Mortgages are loans used to purchase or refinance a home. While they’re one of the most common ways to finance a property, there are various types available depending on your individual situation and preferences. Each mortgage will come with specific terms, conditions and costs which you should carefully consider depending on what best fits your needs and situation.
What Is a Mortgage and How Does It Work?
When you obtain a mortgage, you are agreeing to pay back the lender in monthly installments over time. Each payment covers part of the loan’s principal amount, interest and taxes; in the early years most payments go towards covering interest; at maturity most are used towards decreasing principal.
How Do I Apply for a Mortgage?
You have several ways to apply for a mortgage: online, at a financial institution or by speaking with a home loan broker. The process includes conducting credit and background checks to confirm you qualify for the loan you’re applying for. In some cases, lenders require you to find either a co-signer or guarantor who will guarantee payment of your debt should something unfortunate occur to you.
Your Debt-to-Income Ratio
A lender’s debt-to-income ratio (DTI) is an important factor in determining your ability to afford your mortgage and other loans. To help determine which lender is best suited for you, review your current DTI before looking for a mortgage.
Your Down Payment and Closing Costs
A down payment is the amount of cash you contribute toward the purchase of your new home. It can range anywhere from 3% to 5% of the total property value, though most buyers aim for a 20% down payment in order to avoid mortgage insurance payments.
Lenders will also take into account your closing costs and fees, which typically amount to 2% to 5% of the total home value. You have two options for payment: cash in hand or rolling them into the loan.
Your loan term and interest rate will be determined by your credit score, down payment amount and debt-to-income ratio.
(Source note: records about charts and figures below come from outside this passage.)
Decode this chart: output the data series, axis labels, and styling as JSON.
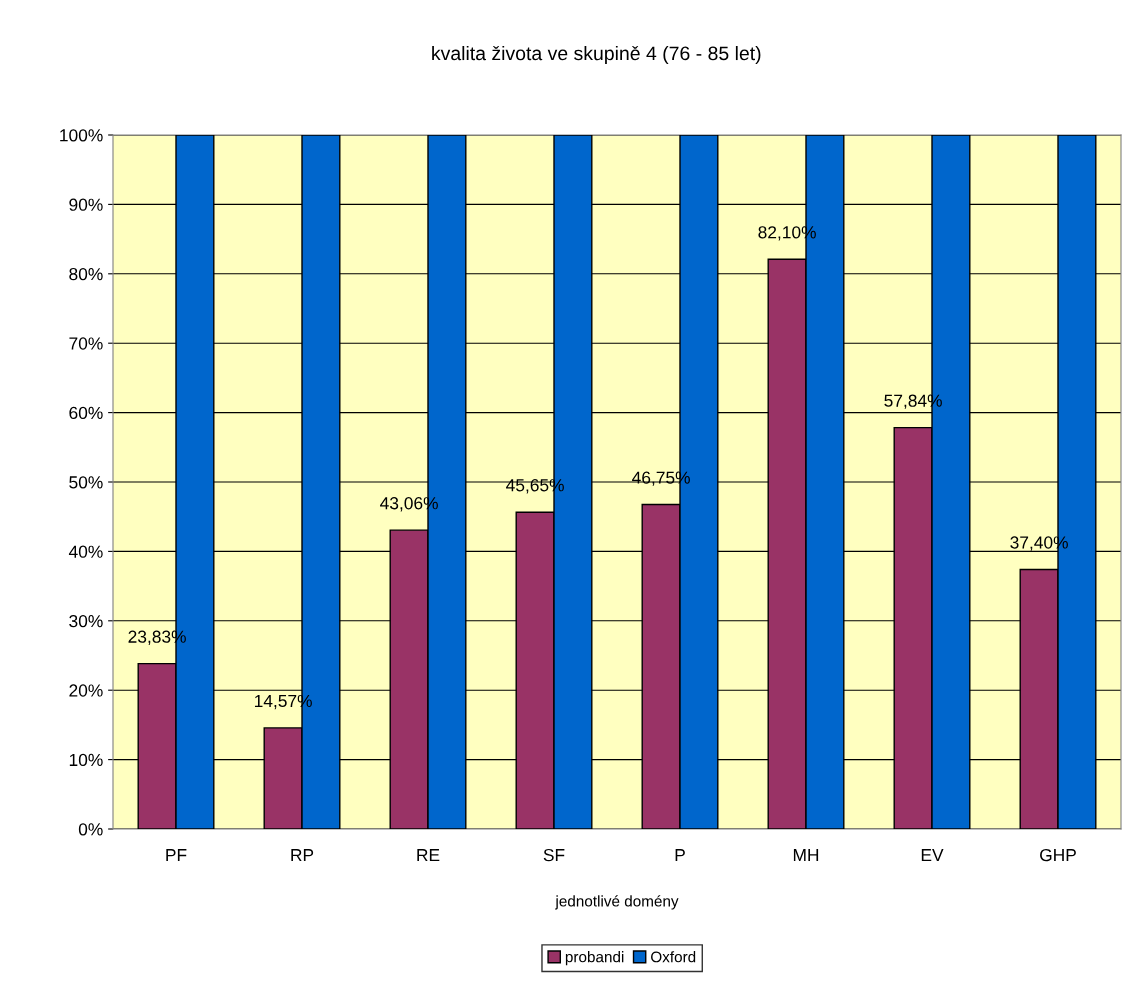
{
  "chart_data": {
    "type": "bar",
    "title": "kvalita života ve skupině 4 (76 - 85 let)",
    "xlabel": "jednotlivé domény",
    "categories": [
      "PF",
      "RP",
      "RE",
      "SF",
      "P",
      "MH",
      "EV",
      "GHP"
    ],
    "series": [
      {
        "name": "probandi",
        "color": "#993366",
        "values": [
          23.83,
          14.57,
          43.06,
          45.65,
          46.75,
          82.1,
          57.84,
          37.4
        ],
        "value_labels": [
          "23,83%",
          "14,57%",
          "43,06%",
          "45,65%",
          "46,75%",
          "82,10%",
          "57,84%",
          "37,40%"
        ]
      },
      {
        "name": "Oxford",
        "color": "#0066cc",
        "values": [
          100,
          100,
          100,
          100,
          100,
          100,
          100,
          100
        ]
      }
    ],
    "ylim": [
      0,
      100
    ],
    "yticks": [
      {
        "value": 0,
        "label": "0%"
      },
      {
        "value": 10,
        "label": "10%"
      },
      {
        "value": 20,
        "label": "20%"
      },
      {
        "value": 30,
        "label": "30%"
      },
      {
        "value": 40,
        "label": "40%"
      },
      {
        "value": 50,
        "label": "50%"
      },
      {
        "value": 60,
        "label": "60%"
      },
      {
        "value": 70,
        "label": "70%"
      },
      {
        "value": 80,
        "label": "80%"
      },
      {
        "value": 90,
        "label": "90%"
      },
      {
        "value": 100,
        "label": "100%"
      }
    ],
    "grid": "y",
    "legend": "bottom"
  }
}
Since interest rates can change weekly, it’s essential to shop around and compare them before signing on the dotted line.
Your Assets
Lenders will examine your assets to assess whether you can repay the loan. They’ll take into account savings and checking accounts, as well as any investment accounts you own. They may also look into non-liquid assets like cars, homes and businesses to determine whether you possess them.
Your Loan:
Your mortgage is likely the biggest financial commitment of your lifetime, so it’s essential to understand its intricacies and obligations as a borrower. Shopping around for rates that fit within budget will give you the most bang for your buck when borrowing money to purchase a home. The most efficient way to do this is by speaking with multiple lenders and asking what their criteria are when applying for a mortgage.